Skip to main content
Sumo Logic

About Service Level Objectives

Learn more about SLOs, SLIs, and Reliability Management.

A reliable end user experience is the key goal for Observability.

In complex systems, apps, service, and infrastructure can fail in unpredictable ways, resulting in a storm of potentially meaningless alerts. Reliability, as formalized in Service Level Objectives (SLOs), helps developers focusing on monitoring and troubleshooting user experience by measuring what matters to end users.

Sumo Logic Reliability Management helps site reliability engineers (SREs) and product teams define SLOs and monitor them through alerts and dashboards. So what is Reliability? 

Terminology

Reliability is essentially the uptime of systems and services. This includes the following concepts:

Service-Level Objective (SLO)

The software provider's performance promise made to end users. This goal defined by the SLI for a compliance period.

Service-Level Indicator (SLI)

Quantitative measurements of a system/service availability within a specific time period. These performance figures are used to determine that the SLO (the quality promised to end users) is being met.

Error Budget

The tolerable amount/level of system unavailability in the compliance period.

Compliance period

The duration of time used to monitor and score your system/service availability. Breaking down your organization's quantitative success rate over consistent time periods is useful internally and can be communicated to customers that you're meeting your goals. See the following information for the max compliance period:

  Logs-based SLO Metrics-based SLO
Maximum compliance period Rolling compliance: 90d

Calendar compliance: 1 Quarter
Rolling compliance: 90d

Calendar compliance: 1 Quarter
Threshold-based SLO definition Supported for window- and request-based evaluation Supported for window-based evaluation only

Use Case

As an example, let's say an eCommerce app considers its checkout service transactions to be successful (good) when completed in less than 500ms. A successful five-minute (5m) time window may be one in which the p99 of latency is less than 500ms.

The SLI can be defined as the percentage of successful 5m windows in a compliance period of 30 days (30d) or equal to 99.9% for any month. The number of unsuccessful (bad) transactions we allow as an error budget is 0.1% of these 5m windows in 30d.

The following chart shows our calculations and an example 5m window for the month of January where a number of requests were unsuccessful due to a completions that averaged greater than 600ms:

slo-checkout-example.png

With these calculations, we can configure an SLO, add a monitor, and start managing this and other services with ease. This is just one example. You can develop many different SLOs based on evaluation types (windows-based and request-based), ratios and thresholds for calculations, and error budgets for rolling or calendar compliance periods.

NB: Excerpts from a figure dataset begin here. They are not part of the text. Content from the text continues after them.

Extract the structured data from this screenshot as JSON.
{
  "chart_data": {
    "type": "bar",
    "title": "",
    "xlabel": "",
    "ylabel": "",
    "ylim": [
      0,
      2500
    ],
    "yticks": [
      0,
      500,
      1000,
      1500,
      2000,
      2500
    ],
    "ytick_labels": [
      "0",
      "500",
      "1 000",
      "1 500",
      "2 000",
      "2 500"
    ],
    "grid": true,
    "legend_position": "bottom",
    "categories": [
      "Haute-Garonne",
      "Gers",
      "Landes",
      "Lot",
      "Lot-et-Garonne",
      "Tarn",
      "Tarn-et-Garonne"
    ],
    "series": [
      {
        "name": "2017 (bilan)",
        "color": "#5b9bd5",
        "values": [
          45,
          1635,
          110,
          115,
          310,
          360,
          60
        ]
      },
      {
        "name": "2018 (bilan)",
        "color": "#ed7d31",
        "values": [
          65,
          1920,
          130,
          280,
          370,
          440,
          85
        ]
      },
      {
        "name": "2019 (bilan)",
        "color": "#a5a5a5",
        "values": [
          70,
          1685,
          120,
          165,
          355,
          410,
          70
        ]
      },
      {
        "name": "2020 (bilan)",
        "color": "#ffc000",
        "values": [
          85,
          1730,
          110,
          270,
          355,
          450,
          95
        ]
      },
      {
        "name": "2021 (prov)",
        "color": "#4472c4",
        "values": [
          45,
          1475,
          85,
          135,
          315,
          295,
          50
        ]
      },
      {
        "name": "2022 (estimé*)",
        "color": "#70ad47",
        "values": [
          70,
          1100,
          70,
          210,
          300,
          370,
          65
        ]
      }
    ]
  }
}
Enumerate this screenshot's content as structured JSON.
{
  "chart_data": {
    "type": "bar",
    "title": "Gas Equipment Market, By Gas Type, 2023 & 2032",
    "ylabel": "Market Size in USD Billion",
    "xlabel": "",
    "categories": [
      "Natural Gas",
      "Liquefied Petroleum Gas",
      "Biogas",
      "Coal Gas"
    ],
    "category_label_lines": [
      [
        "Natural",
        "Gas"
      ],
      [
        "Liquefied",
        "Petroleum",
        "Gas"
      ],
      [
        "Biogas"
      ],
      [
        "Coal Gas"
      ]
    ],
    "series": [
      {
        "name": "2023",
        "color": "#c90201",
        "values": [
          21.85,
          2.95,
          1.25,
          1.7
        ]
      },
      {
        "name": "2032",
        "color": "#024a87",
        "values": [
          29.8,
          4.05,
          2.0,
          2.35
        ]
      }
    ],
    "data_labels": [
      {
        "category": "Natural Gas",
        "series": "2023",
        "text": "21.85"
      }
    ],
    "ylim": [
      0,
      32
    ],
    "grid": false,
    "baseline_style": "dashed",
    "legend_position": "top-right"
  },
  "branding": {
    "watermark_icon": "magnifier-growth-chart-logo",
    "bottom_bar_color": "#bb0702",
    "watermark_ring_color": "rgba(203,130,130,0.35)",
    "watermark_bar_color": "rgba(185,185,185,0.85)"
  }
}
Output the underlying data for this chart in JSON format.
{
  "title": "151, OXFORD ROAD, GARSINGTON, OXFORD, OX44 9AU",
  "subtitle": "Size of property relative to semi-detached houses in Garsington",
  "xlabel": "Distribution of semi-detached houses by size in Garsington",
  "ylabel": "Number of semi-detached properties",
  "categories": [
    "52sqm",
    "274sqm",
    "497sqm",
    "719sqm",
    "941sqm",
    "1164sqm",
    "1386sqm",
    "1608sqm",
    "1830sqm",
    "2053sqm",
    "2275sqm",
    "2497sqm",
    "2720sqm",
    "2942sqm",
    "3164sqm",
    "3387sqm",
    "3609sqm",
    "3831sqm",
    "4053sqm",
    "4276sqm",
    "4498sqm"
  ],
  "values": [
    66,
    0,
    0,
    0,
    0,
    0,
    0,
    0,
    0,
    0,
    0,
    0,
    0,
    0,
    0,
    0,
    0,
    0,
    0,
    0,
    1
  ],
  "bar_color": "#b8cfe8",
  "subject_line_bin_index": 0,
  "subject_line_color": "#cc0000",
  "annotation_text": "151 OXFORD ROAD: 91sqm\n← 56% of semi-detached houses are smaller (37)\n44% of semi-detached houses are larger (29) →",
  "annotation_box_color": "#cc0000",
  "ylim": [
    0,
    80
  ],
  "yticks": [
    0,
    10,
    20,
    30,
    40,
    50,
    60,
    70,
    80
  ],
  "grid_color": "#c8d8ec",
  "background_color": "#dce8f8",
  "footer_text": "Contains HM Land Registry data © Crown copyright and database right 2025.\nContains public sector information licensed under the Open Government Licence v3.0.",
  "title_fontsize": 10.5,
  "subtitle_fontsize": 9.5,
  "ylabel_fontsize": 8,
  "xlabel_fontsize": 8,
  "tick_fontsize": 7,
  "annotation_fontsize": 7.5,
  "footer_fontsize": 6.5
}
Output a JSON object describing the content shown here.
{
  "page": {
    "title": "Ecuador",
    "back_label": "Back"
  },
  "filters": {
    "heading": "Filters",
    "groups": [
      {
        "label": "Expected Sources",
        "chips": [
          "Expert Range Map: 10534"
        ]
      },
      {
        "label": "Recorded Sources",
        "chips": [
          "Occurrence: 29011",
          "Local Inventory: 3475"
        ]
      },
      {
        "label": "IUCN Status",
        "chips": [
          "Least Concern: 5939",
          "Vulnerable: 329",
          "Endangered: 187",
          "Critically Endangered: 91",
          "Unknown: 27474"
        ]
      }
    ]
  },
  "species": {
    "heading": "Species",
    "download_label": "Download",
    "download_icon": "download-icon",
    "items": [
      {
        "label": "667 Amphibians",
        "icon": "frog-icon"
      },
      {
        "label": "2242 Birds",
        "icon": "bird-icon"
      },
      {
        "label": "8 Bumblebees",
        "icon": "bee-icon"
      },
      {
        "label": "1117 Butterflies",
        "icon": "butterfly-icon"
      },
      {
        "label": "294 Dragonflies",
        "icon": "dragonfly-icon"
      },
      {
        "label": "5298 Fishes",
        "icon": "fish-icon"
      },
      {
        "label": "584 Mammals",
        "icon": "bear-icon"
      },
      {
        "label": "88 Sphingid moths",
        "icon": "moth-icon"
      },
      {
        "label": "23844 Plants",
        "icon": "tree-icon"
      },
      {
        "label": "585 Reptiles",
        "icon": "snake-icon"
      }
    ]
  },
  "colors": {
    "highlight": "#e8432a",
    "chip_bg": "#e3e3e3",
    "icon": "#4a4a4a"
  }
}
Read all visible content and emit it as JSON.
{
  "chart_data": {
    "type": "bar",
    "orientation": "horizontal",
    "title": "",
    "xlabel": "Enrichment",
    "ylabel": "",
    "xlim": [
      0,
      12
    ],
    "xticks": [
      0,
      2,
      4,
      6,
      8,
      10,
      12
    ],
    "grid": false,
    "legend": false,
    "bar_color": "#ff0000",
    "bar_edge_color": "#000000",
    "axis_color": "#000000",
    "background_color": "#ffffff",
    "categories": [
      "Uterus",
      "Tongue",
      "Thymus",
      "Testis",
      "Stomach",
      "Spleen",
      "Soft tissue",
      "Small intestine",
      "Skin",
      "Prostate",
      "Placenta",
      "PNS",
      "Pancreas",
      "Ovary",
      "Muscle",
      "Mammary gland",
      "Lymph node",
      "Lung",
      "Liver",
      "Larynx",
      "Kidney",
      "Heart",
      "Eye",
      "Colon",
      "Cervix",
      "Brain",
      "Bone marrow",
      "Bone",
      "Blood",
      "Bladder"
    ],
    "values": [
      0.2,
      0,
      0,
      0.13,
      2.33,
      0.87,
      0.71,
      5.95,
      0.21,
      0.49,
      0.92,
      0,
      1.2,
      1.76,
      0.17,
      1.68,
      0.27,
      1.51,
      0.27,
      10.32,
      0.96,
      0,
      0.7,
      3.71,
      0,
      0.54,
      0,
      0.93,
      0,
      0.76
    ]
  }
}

SLOs include all historical data. For example, when you create an SLO with a monthly range part-way into a month, collected historical data to the beginning of that month is also evaluated and displayed.

SLO Evaluation Types

SLOs can be calculated and tracked using windows-based or request-based data. 

  • Window-based SLOs track on a given window of time or interval, such as 5m, 1h, and so on. An SLI calculated against this time will include the percentage of good and bad windows.

  • Request-based SLOs track the percentage of good requests within a compliance period. Request-based SLOs can exhaust the error budget very quickly if you have severe incidents. However, they smooth over SLIs that are unpredictable by focussing SLOs on a longer time range than a windows-based SLO. 

Golden Signal Types

SLIs can be defined by signals such as latency, load, error, bottleneck, throughput, and availability. See the Google SRE Handbook for more information.

Latency

Latency is considered the speed of a service. This is the response of the service to users for different types of actions, including:

  • Interactions: How long a user waits for a response after clicking something, sometimes a read action
  • Write: Saving and changing underlying data to a server, database, or distributed system
  • Background: Backend actions that may not readily be seen or recognized by users, typically for refreshes of data or asynchronous actions

Each of these actions may have different latencies and thresholds for good and bad thresholds. A user may not expect a faster response when writing data versus an interaction to read or retrieve data. You may also have defined latencies for each of these actions, such as a defined median of speed, typical latency, and tail latency.

Error

Systems and services include numerous errors beyond web errors, including custom errors, library errors, API errors, custom services, and edge cases. The errors SLI allows you to track specific errors in your system, focusing on key services or error types, to find and resolve issues. To best manage your SLO for errors, you'll need to clearly define the errors you need to monitor and receive alerts on. Recalculate and refine your SLIs over time to best respond to organization and user needs.

Throughput

Throughput is the amount of processing time by a service or system. Depending on the type of data and service, a data processing system may require more time to process. Bytes per second is a common measurement for processing, and tracking these SLIs can indicate a need for data processing partitions, more support and processors, and so on.

Availability

Availability indicates if a service is working and handling valid requests. Other systems, services, and even virtual storage all have potential metrics to track with SLIs. The other option gives you the ability to include different SLOs based on your specific business needs.